XML 26 R9.htm IDEA: XBRL DOCUMENT v3.23.1
Description of Business
12 Months Ended
Dec. 31, 2022
Organization, Consolidation and Presentation of Financial Statements [Abstract]  
Description of Business

(1) Description of Business

MiNK Therapeutics, Inc. (“MiNK” or the “Company”) is a clinical stage biopharmaceutical company focused on developing allogeneic invariant natural killer T (“iNKT”) cell therapies to treat cancer and other life-threatening illnesses.

Since inception, in 2017, until the completion of the Company’s initial public offering (“IPO”), the Company financed its operations primarily through funding from Agenus Inc. (“Agenus”), its parent company. The Company has incurred losses since inception and, as of December 31, 2022, had an accumulated deficit of $110.9 million. MiNK expects to continue incurring operating losses and negative cash flows for the foreseeable future. Based on the Company’s current plans and projections, MiNK believes its cash and cash equivalents balance as of December 31, 2022 of $19.6 million will be sufficient to satisfy its liquidity requirements for more than one year from when these financial statements were issued.

Management continually monitors the Company’s liquidity position and adjusts spending as needed in order to preserve liquidity. The Company’s future liquidity needs will be determined primarily by the success of its operations with respect to the progression of the Company’s product candidates and key development and regulatory events in the future. Potential sources of additional funding for the Company include: (1) pursuing collaboration, out-licensing and/or partnering opportunities for the Company’s portfolio programs and product candidates with one or more third parties, (2) securing debt financing and/or (3) selling equity securities. If additional funding is not obtained through these sources the Company has the ability to borrow certain funds from its parent company.

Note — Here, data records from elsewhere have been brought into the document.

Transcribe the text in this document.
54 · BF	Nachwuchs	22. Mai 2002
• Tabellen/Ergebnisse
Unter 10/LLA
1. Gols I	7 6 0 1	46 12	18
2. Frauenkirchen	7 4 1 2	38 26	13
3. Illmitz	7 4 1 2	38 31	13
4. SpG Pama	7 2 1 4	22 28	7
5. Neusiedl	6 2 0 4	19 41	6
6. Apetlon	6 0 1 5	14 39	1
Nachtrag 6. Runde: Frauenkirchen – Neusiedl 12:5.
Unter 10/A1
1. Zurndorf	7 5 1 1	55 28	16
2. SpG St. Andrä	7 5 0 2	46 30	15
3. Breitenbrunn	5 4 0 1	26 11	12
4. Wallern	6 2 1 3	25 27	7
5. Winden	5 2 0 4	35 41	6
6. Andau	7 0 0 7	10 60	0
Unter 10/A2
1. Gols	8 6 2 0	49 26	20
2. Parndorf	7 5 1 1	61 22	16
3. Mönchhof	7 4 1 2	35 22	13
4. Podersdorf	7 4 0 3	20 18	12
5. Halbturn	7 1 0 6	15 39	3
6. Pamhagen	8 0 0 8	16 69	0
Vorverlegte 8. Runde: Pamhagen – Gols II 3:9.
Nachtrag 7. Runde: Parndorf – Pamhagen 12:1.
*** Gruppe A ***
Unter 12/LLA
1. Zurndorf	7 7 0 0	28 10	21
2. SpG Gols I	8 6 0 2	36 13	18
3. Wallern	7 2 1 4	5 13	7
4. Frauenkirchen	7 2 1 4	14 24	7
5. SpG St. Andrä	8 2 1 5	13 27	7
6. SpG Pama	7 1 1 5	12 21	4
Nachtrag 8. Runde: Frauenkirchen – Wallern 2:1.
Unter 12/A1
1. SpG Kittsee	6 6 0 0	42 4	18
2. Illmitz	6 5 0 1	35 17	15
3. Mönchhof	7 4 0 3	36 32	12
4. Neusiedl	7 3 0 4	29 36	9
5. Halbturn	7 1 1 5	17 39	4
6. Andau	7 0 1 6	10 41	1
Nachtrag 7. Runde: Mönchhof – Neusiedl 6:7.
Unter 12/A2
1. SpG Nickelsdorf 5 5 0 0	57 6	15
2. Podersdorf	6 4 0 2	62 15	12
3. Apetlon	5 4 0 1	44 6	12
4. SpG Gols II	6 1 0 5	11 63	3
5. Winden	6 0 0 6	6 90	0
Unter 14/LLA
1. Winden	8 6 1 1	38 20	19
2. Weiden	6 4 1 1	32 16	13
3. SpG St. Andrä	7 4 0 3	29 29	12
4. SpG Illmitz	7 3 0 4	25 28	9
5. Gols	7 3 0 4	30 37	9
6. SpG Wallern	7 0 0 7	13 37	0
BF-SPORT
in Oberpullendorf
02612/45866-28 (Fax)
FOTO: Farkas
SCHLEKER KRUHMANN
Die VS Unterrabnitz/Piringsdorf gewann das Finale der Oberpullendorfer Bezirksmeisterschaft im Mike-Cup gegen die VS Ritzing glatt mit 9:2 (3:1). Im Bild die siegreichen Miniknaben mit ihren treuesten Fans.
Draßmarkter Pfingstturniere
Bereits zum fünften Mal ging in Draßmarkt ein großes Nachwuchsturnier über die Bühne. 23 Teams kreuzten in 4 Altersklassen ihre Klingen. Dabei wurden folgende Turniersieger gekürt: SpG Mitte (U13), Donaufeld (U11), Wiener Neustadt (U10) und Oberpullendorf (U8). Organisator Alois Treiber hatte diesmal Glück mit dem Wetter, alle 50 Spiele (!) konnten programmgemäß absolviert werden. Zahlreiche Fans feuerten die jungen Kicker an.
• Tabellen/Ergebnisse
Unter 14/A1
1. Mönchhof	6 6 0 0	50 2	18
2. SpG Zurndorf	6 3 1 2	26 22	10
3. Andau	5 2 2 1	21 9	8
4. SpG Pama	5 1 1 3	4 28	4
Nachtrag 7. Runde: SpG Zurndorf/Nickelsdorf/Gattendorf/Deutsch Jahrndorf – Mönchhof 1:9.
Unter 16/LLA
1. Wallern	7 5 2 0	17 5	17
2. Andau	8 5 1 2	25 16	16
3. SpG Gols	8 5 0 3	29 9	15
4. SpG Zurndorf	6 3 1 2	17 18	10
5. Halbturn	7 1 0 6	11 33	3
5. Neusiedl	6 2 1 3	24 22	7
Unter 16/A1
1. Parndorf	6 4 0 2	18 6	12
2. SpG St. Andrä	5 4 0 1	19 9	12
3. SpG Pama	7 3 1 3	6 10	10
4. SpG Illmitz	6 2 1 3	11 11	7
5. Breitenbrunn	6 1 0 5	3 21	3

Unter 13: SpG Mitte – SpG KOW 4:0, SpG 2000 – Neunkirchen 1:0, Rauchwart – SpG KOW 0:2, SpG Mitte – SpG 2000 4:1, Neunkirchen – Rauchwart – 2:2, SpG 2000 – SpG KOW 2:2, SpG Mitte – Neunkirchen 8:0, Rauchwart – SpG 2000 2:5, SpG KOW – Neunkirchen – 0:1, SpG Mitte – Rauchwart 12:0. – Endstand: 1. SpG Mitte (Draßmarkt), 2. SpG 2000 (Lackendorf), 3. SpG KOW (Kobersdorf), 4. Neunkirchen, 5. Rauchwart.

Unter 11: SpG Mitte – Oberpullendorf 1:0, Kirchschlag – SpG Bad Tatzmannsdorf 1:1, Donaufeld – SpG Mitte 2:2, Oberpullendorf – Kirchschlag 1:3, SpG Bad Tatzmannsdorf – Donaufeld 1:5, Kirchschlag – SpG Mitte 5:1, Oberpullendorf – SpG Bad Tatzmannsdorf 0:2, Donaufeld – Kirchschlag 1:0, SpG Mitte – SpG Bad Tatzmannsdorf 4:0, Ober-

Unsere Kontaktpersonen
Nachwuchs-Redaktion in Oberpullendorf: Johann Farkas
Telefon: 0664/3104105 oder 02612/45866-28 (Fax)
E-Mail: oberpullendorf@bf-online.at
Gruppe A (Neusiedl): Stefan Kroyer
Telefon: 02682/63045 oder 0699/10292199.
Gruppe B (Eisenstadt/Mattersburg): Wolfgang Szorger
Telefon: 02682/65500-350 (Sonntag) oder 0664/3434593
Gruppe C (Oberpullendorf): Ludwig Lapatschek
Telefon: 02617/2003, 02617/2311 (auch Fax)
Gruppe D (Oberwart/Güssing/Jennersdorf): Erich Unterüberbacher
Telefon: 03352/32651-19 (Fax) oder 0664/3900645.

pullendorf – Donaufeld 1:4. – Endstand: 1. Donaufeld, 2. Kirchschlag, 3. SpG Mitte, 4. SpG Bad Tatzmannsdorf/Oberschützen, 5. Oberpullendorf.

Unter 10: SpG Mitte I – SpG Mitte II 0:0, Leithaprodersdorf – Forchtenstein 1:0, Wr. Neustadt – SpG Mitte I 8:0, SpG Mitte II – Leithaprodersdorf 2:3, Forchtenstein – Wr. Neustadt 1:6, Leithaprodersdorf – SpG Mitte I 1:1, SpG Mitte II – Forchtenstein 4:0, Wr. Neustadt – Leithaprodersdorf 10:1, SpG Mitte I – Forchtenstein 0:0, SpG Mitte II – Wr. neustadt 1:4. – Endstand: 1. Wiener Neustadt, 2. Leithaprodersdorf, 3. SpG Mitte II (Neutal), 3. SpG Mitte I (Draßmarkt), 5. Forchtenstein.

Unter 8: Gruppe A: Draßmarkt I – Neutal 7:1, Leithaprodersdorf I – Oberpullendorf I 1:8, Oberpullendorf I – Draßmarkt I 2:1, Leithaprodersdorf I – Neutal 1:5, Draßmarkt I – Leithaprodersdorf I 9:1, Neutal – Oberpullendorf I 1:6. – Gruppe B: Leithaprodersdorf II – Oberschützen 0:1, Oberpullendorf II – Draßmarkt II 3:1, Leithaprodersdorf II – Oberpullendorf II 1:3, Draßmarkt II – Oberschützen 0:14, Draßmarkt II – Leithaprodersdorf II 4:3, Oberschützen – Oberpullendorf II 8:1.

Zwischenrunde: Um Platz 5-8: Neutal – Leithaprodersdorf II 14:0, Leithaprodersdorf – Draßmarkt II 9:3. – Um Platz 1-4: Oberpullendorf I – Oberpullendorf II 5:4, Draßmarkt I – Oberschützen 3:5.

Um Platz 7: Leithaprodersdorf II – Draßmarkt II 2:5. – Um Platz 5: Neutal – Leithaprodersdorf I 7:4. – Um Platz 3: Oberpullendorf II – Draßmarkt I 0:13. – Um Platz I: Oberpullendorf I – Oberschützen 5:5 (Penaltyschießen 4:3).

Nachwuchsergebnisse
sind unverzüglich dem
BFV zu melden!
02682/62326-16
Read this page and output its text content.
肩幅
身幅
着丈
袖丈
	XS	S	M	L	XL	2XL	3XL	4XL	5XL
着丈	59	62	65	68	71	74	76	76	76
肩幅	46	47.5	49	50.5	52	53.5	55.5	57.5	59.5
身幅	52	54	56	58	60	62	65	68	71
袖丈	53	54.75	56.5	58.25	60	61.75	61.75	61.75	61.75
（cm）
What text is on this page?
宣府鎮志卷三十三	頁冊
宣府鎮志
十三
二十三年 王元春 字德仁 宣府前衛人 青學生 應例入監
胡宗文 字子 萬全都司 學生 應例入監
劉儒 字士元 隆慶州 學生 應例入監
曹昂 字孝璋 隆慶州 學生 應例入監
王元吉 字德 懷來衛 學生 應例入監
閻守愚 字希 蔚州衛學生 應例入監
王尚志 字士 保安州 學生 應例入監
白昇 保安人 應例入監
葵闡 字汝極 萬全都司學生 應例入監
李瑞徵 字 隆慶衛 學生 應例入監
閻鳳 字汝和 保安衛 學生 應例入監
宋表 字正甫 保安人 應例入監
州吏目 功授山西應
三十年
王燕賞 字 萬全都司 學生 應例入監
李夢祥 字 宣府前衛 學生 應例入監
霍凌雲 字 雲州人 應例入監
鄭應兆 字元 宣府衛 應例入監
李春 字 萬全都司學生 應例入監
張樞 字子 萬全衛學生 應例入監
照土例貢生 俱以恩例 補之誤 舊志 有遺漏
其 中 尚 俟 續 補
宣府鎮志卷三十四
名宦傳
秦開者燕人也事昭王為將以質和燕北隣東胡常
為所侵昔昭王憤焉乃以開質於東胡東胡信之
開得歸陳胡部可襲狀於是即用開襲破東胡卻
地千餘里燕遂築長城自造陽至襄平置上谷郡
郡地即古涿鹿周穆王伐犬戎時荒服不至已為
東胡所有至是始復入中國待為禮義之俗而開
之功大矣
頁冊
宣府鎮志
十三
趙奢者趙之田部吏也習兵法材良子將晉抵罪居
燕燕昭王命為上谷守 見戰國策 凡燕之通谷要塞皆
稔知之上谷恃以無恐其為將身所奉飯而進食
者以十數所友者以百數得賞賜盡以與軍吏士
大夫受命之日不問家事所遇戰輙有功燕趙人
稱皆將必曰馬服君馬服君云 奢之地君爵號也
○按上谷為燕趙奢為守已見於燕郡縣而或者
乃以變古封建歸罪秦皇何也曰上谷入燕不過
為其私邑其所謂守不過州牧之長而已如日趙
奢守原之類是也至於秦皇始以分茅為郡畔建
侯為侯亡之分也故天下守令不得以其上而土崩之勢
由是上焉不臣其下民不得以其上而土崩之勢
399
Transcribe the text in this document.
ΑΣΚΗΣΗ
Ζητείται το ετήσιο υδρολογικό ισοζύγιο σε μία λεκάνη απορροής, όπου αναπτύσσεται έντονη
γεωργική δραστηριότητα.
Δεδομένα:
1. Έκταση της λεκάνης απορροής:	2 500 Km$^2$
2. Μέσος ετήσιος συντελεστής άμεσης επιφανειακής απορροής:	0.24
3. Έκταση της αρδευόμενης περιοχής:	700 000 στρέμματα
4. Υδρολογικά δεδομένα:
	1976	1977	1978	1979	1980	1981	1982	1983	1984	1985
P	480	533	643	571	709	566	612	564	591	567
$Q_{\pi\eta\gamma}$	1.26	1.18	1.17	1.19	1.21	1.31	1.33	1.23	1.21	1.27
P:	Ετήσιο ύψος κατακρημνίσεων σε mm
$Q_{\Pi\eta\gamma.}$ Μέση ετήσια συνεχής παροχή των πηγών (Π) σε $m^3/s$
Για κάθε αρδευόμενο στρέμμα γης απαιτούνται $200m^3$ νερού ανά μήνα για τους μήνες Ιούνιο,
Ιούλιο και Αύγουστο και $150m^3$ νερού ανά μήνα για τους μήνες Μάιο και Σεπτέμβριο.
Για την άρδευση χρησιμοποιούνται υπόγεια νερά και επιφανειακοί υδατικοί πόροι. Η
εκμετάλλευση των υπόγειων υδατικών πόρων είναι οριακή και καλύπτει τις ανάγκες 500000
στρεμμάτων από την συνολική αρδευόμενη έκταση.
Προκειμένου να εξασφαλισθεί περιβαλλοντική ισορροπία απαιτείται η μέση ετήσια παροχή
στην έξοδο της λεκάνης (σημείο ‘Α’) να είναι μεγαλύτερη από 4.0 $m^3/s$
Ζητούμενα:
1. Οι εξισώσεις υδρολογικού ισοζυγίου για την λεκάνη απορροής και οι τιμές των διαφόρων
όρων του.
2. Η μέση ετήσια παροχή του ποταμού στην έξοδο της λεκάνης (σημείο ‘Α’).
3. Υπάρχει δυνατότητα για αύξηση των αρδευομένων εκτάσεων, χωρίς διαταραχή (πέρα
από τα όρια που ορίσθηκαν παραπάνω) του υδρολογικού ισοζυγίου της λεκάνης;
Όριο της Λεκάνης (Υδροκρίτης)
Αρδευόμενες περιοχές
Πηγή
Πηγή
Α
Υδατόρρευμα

MiNK’s product candidates are in various stages of development and significant additional expenditures will be required if the Company starts new trials, encounters delays in its programs, applies for regulatory approvals, continues development of its technologies, expands its operations, and/or brings its product candidates to market. The eventual total cost of each clinical trial is dependent on a number of factors such as trial design, length of the trial, number of clinical sites, and number of patients. The process of obtaining and maintaining regulatory approvals for new therapeutic products is lengthy, expensive, and uncertain. Because all of the Company’s programs are at an early stage of clinical development, the Company is unable to reliably estimate the cost of completing its research and development programs or the timing for bringing such programs to various markets or substantial partnering or out-licensing arrangements, and, therefore, when, if ever, material cash inflows are likely to commence.